‘Red’ is long-drawn and tiresome, not the engrossing whodunnit it aims to be
Cinematic stories of lookalikes follow a few tried and tested tropes. Red, starring Ram Pothineni in a dual role and directed by Kishore Tirumala, uses some of these tropes until a point and then the game begins to shift, paving way for an investigative thriller. Red
- Cast: Ram Pothineni, Nivetha Pethuraj, Malvika Sharma, Amritha Aiyer
- Direction: Kishore Tirumala
- Music: Mani Sharma
Red is a remake of the 2019 Tamil film Thadam, which was written by Magizh Tirumeni based on a few true but implausible real-life incidents. We think we know how such stories and characterisations go — one is suave with a respectable work profile while the other is rugged and gambles away. When there’s a crime and both end up as suspects, we think we know who might have done it; but wait, it isn’t that simple.
Thadam was built on an interesting premise and Red adheres to it largely. But it also puts forth a slightly ‘mass’ version of the original, in an effort to pander to the image that Ram has after iSmart Shankar. An item number is thrown in, every emotion is emphasised and everything is over explained.

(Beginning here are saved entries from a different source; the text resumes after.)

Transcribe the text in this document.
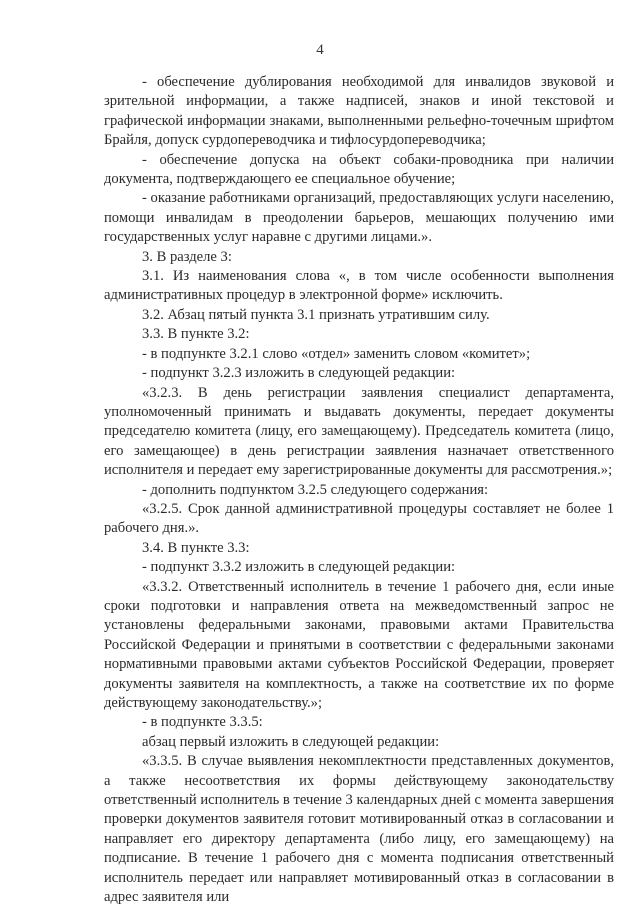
4

- обеспечение дублирования необходимой для инвалидов звуковой и зрительной информации, а также надписей, знаков и иной текстовой и графической информации знаками, выполненными рельефно-точечным шрифтом Брайля, допуск сурдопереводчика и тифлосурдопереводчика;

- обеспечение допуска на объект собаки-проводника при наличии документа, подтверждающего ее специальное обучение;

- оказание работниками организаций, предоставляющих услуги населению, помощи инвалидам в преодолении барьеров, мешающих получению ими государственных услуг наравне с другими лицами.».

3. В разделе 3:

3.1. Из наименования слова «, в том числе особенности выполнения административных процедур в электронной форме» исключить.

3.2. Абзац пятый пункта 3.1 признать утратившим силу.

3.3. В пункте 3.2:

- в подпункте 3.2.1 слово «отдел» заменить словом «комитет»;

- подпункт 3.2.3 изложить в следующей редакции:

«3.2.3. В день регистрации заявления специалист департамента, уполномоченный принимать и выдавать документы, передает документы председателю комитета (лицу, его замещающему). Председатель комитета (лицо, его замещающее) в день регистрации заявления назначает ответственного исполнителя и передает ему зарегистрированные документы для рассмотрения.»;

- дополнить подпунктом 3.2.5 следующего содержания:

«3.2.5. Срок данной административной процедуры составляет не более 1 рабочего дня.».

3.4. В пункте 3.3:

- подпункт 3.3.2 изложить в следующей редакции:

«3.3.2. Ответственный исполнитель в течение 1 рабочего дня, если иные сроки подготовки и направления ответа на межведомственный запрос не установлены федеральными законами, правовыми актами Правительства Российской Федерации и принятыми в соответствии с федеральными законами нормативными правовыми актами субъектов Российской Федерации, проверяет документы заявителя на комплектность, а также на соответствие их по форме действующему законодательству.»;

- в подпункте 3.3.5:

абзац первый изложить в следующей редакции:

«3.3.5. В случае выявления некомплектности представленных документов, а также несоответствия их формы действующему законодательству ответственный исполнитель в течение 3 календарных дней с момента завершения проверки документов заявителя готовит мотивированный отказ в согласовании и направляет его директору департамента (либо лицу, его замещающему) на подписание. В течение 1 рабочего дня с момента подписания ответственный исполнитель передает или направляет мотивированный отказ в согласовании в адрес заявителя или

Ram handles the two roles effectively — civil engineer Siddharth and Aditya, who knows a thing or two about con jobs as well as matters of law! But the biggest dampener in both Thadam and Red is the time taken to establish the two characters, their respective romances and thereafter juxtapose the two men in a stiff whodunnit.
Sure, the romances show us what sort of men they are — for instance, Aditya draws boundaries of whom and when he will con and that Siddharth lives up to the trust placed in him. But the romances aren’t interesting enough to keep us invested in the proceedings. Both Malvika Sharma and Amritha Aiyer have nothing much to do, and try to make their parts seem convincing enough.
The film gathers momentum only at the pre-interval stage when police officers Nagendra Kumar (Sampath Raj) and Yamini (Nivetha Pethuraj) step in. The film’s high point is when Siddharth and Aditya clash in the police station and make it amply evident that there’s a past between them. Moments after this, someone underlines this point about them being at loggerheads owing to a past — as though viewers won’t interpret this much!
There are moments of intrigue as every step the cops take to unravel the mystery ends up at a dead end. What happens in the present is interlaced with the past stories of Siddharth and Aditya through a long-drawn childhood flashback involving Sonia Agarwal. This backstory doesn’t evoke empathy to the characters.
Mercifully there are no songs when the thriller mode is on. Nivetha makes her presence felt as the female cop who is desperate for answers. Had this character been better fleshed out, we might have been looking at a sharp thinking tough cop trying to cut through the clutter in front of her. Vennela Kishore and Satya appear in supportive parts and evoke a few sporadic laughs.
Red is intriguing in parts; it could have been a better thriller had it been more consistent and, of course, concise.